Ferritic steels have a body-centered cubic (BCC) grain structure, but the austenitic range of stainless steels are defined by their face-centered cubic (FCC) crystal structure, which has one atom at each corner of the cube and one in the middle of each face.
This grain structure forms when a sufficient quantity of nickel is added to the alloy—8 to 10 percent in a standard 18 percent chromium alloy.
In addition to being non-magnetic, austenitic stainless steels are not heat treatable. They can be cold worked to improve hardness, strength, and stress resistance, however. A solution anneals heated to 1045° C followed by quenching or rapid cooling will restore the alloy's original condition, including removing alloy segregation and re-establishing ductility after cold working.

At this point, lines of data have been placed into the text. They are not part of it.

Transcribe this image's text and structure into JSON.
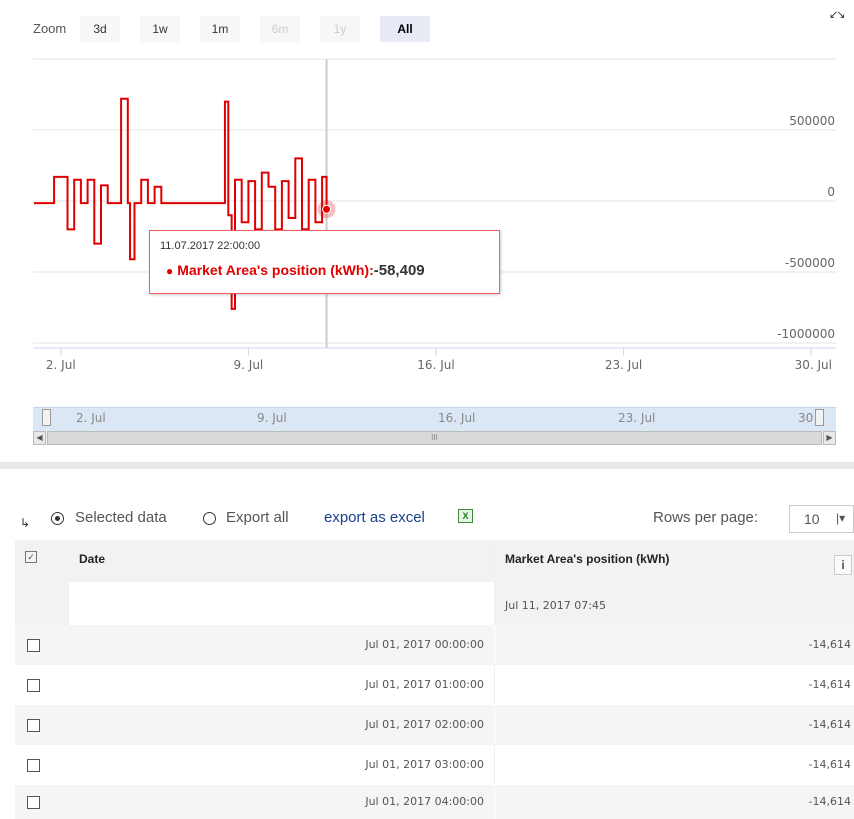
{
  "chart": {
    "zoom_label": "Zoom",
    "zoom_buttons": [
      {
        "label": "3d",
        "state": "enabled"
      },
      {
        "label": "1w",
        "state": "enabled"
      },
      {
        "label": "1m",
        "state": "enabled"
      },
      {
        "label": "6m",
        "state": "disabled"
      },
      {
        "label": "1y",
        "state": "disabled"
      },
      {
        "label": "All",
        "state": "active"
      }
    ],
    "fullscreen_icon": "expand-arrows-icon",
    "tooltip": {
      "time": "11.07.2017 22:00:00",
      "series": "Market Area's position (kWh):",
      "value": "-58,409"
    }
  },
  "chart_data": {
    "type": "line",
    "title": "",
    "xlabel": "",
    "ylabel": "",
    "x_tick_labels": [
      "2. Jul",
      "9. Jul",
      "16. Jul",
      "23. Jul",
      "30. Jul"
    ],
    "y_tick_labels": [
      "500000",
      "0",
      "-500000",
      "-1000000"
    ],
    "ylim": [
      -1000000,
      1000000
    ],
    "xlim": [
      "2017-07-01",
      "2017-07-31"
    ],
    "grid": true,
    "series": [
      {
        "name": "Market Area's position (kWh)",
        "color": "#e00000",
        "x": [
          "2017-07-01 00:00",
          "2017-07-01 12:00",
          "2017-07-01 18:00",
          "2017-07-02 00:00",
          "2017-07-02 06:00",
          "2017-07-02 12:00",
          "2017-07-02 18:00",
          "2017-07-03 00:00",
          "2017-07-03 06:00",
          "2017-07-03 12:00",
          "2017-07-03 18:00",
          "2017-07-04 00:00",
          "2017-07-04 06:00",
          "2017-07-04 12:00",
          "2017-07-04 14:00",
          "2017-07-04 18:00",
          "2017-07-05 00:00",
          "2017-07-05 06:00",
          "2017-07-05 12:00",
          "2017-07-05 18:00",
          "2017-07-06 00:00",
          "2017-07-06 12:00",
          "2017-07-07 00:00",
          "2017-07-07 12:00",
          "2017-07-08 00:00",
          "2017-07-08 03:00",
          "2017-07-08 06:00",
          "2017-07-08 09:00",
          "2017-07-08 12:00",
          "2017-07-08 18:00",
          "2017-07-09 00:00",
          "2017-07-09 06:00",
          "2017-07-09 12:00",
          "2017-07-09 18:00",
          "2017-07-10 00:00",
          "2017-07-10 06:00",
          "2017-07-10 12:00",
          "2017-07-10 18:00",
          "2017-07-11 00:00",
          "2017-07-11 06:00",
          "2017-07-11 12:00",
          "2017-07-11 18:00",
          "2017-07-11 22:00"
        ],
        "values": [
          -14614,
          -14614,
          170000,
          170000,
          -200000,
          150000,
          -14614,
          150000,
          -300000,
          110000,
          -14614,
          -14614,
          720000,
          -14614,
          -410000,
          -14614,
          150000,
          -14614,
          100000,
          -14614,
          -14614,
          -14614,
          -14614,
          -14614,
          -14614,
          700000,
          -100000,
          -760000,
          150000,
          -150000,
          140000,
          -200000,
          200000,
          100000,
          -200000,
          140000,
          -120000,
          300000,
          -200000,
          150000,
          -150000,
          170000,
          -58409
        ]
      }
    ]
  },
  "navigator": {
    "tick_labels": [
      "2. Jul",
      "9. Jul",
      "16. Jul",
      "23. Jul",
      "30"
    ],
    "scroll_grip": "III"
  },
  "export": {
    "option_selected": "Selected data",
    "option_all": "Export all",
    "excel_link": "export as excel",
    "rows_per_page_label": "Rows per page:",
    "rows_per_page_value": "10"
  },
  "table": {
    "columns": [
      "Date",
      "Market Area's position (kWh)"
    ],
    "filter_value": "Jul 11, 2017 07:45",
    "rows": [
      {
        "date": "Jul 01, 2017 00:00:00",
        "value": "-14,614"
      },
      {
        "date": "Jul 01, 2017 01:00:00",
        "value": "-14,614"
      },
      {
        "date": "Jul 01, 2017 02:00:00",
        "value": "-14,614"
      },
      {
        "date": "Jul 01, 2017 03:00:00",
        "value": "-14,614"
      },
      {
        "date": "Jul 01, 2017 04:00:00",
        "value": "-14,614"
      }
    ]
  }
}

Nickel-based austenitic steels are classified as 300 series. The most common of these is grade 304, which typically contains 18 percent chromium and 8 percent nickel.
Eight percent is the minimum amount of nickel that can be added to a stainless steel containing 18 percent chromium in order to completely convert all the ferrite to austenite. Molybdenum can also be added to a level of about 2 percent for grade 316 to improve corrosion resistance.

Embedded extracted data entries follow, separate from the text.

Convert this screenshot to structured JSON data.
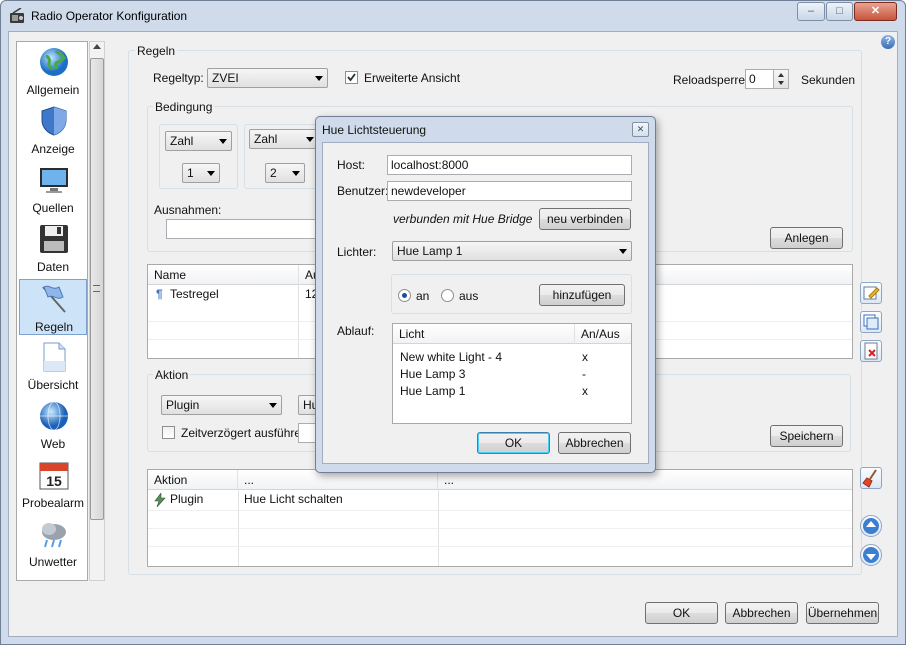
{
  "window": {
    "title": "Radio Operator Konfiguration",
    "minimize": "–",
    "maximize": "□",
    "close": "✕",
    "help": "?"
  },
  "sidebar": {
    "items": [
      {
        "label": "Allgemein",
        "icon": "globe-icon"
      },
      {
        "label": "Anzeige",
        "icon": "shield-icon"
      },
      {
        "label": "Quellen",
        "icon": "monitor-icon"
      },
      {
        "label": "Daten",
        "icon": "floppy-disk-icon"
      },
      {
        "label": "Regeln",
        "icon": "flag-icon",
        "selected": true
      },
      {
        "label": "Übersicht",
        "icon": "document-icon"
      },
      {
        "label": "Web",
        "icon": "globe-icon"
      },
      {
        "label": "Probealarm",
        "icon": "calendar-icon",
        "day": "15"
      },
      {
        "label": "Unwetter",
        "icon": "storm-cloud-icon"
      }
    ]
  },
  "rules": {
    "group_title": "Regeln",
    "type_label": "Regeltyp:",
    "type_value": "ZVEI",
    "extended_view_label": "Erweiterte Ansicht",
    "reload_label": "Reloadsperre:",
    "reload_value": "0",
    "reload_unit": "Sekunden",
    "condition": {
      "title": "Bedingung",
      "col1_type": "Zahl",
      "col1_digit": "1",
      "col2_type": "Zahl",
      "col2_digit": "2",
      "exceptions_label": "Ausnahmen:",
      "add_button": "Anlegen"
    },
    "rules_table": {
      "headers": [
        "Name",
        "Au"
      ],
      "rows": [
        {
          "name": "Testregel",
          "value": "12"
        }
      ]
    },
    "action": {
      "title": "Aktion",
      "type_value": "Plugin",
      "plugin_value": "Hu",
      "delayed_label": "Zeitverzögert ausführen",
      "save_button": "Speichern"
    },
    "action_table": {
      "headers": [
        "Aktion",
        "...",
        "..."
      ],
      "rows": [
        {
          "action": "Plugin",
          "detail": "Hue Licht schalten"
        }
      ]
    }
  },
  "footer": {
    "ok": "OK",
    "cancel": "Abbrechen",
    "apply": "Übernehmen"
  },
  "dialog": {
    "title": "Hue Lichtsteuerung",
    "close": "✕",
    "host_label": "Host:",
    "host_value": "localhost:8000",
    "user_label": "Benutzer:",
    "user_value": "newdeveloper",
    "status": "verbunden mit Hue Bridge",
    "reconnect_button": "neu verbinden",
    "lights_label": "Lichter:",
    "lights_value": "Hue Lamp 1",
    "on_label": "an",
    "off_label": "aus",
    "state": "an",
    "add_button": "hinzufügen",
    "sequence_label": "Ablauf:",
    "sequence_headers": [
      "Licht",
      "An/Aus"
    ],
    "sequence": [
      {
        "light": "New white Light - 4",
        "state": "x"
      },
      {
        "light": "Hue Lamp 3",
        "state": "-"
      },
      {
        "light": "Hue Lamp 1",
        "state": "x"
      }
    ],
    "ok": "OK",
    "cancel": "Abbrechen"
  }
}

Although nickel is the alloying element most commonly used to produce austenitic steels, nitrogen offers another possibility. Stainless steels with a low nickel and high nitrogen content are classified as 200 series. Because it is a gas, however, only limited amounts of nitrogen can be added before deleterious effects arise, including the formation of nitrides and gas porosity that weaken the alloy.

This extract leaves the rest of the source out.